Conditional
Zoë Ryder White
If I feel more like sex when I am underfed it is not as good
as when I feel more like sex because I am gluttonous.
If then is implied.
If then’s there, the sentence levers, see saws.
If I can’t get my mind around the binary.
Bury the then. Prefer the pendulum. If I bury the then.
If the flakes fall up, they fall up: a rent down pillowcase.
If the pillowcase is rent, if the hens line their nests.
If the body is living the body is aging if the body
is aging the body is living if the body is irrelevant
who is happier. To use the body to forget it.
If I forget it and then remember again.
If I am startled by what I find.
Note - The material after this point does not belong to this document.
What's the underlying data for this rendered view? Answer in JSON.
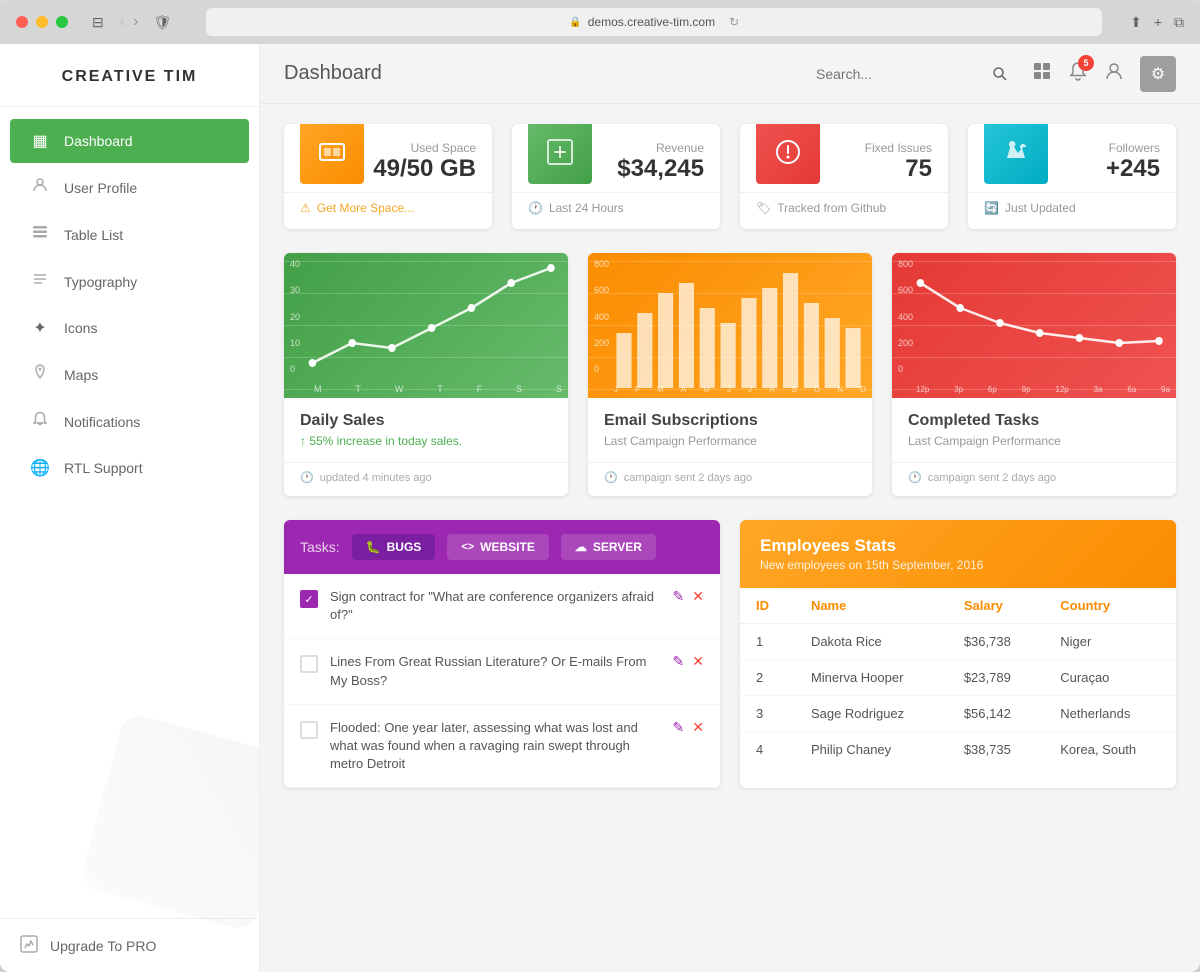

If I lose my appetite.
If my appetite governs my afternoon.
If I make use of it. If I am used.
If I am trying to reach somewhere, if I am trying not to,
if something is conjured up. If a body forms,
is it yours? Is it mine? If we’re talking about love.
If the axiom’s undone. Where are you?
If your herd/your flock/your swarm. If your kindling.
If your drove. If where in the midst of animals.
Zoë Ryder White’s poems have appeared in Tupelo Quarterly, Salamander, Thrush, Plume, Sixth Finch, Guesthouse, and Threepenny Review, among others. Her chapbook, HYPERSPACE, was the editors’ choice pick for the Verse Tomaž Šalamun Prize in 2020 and is available from Factory Hollow Press. She co-authored a chapbook, A Study in Spring, with Nicole Callihan. Elsewhere, their most recent collaboration, won the Sixth Finch chapbook competition in 2019. A former elementary school teacher, she edits books for educators about the craft of teaching.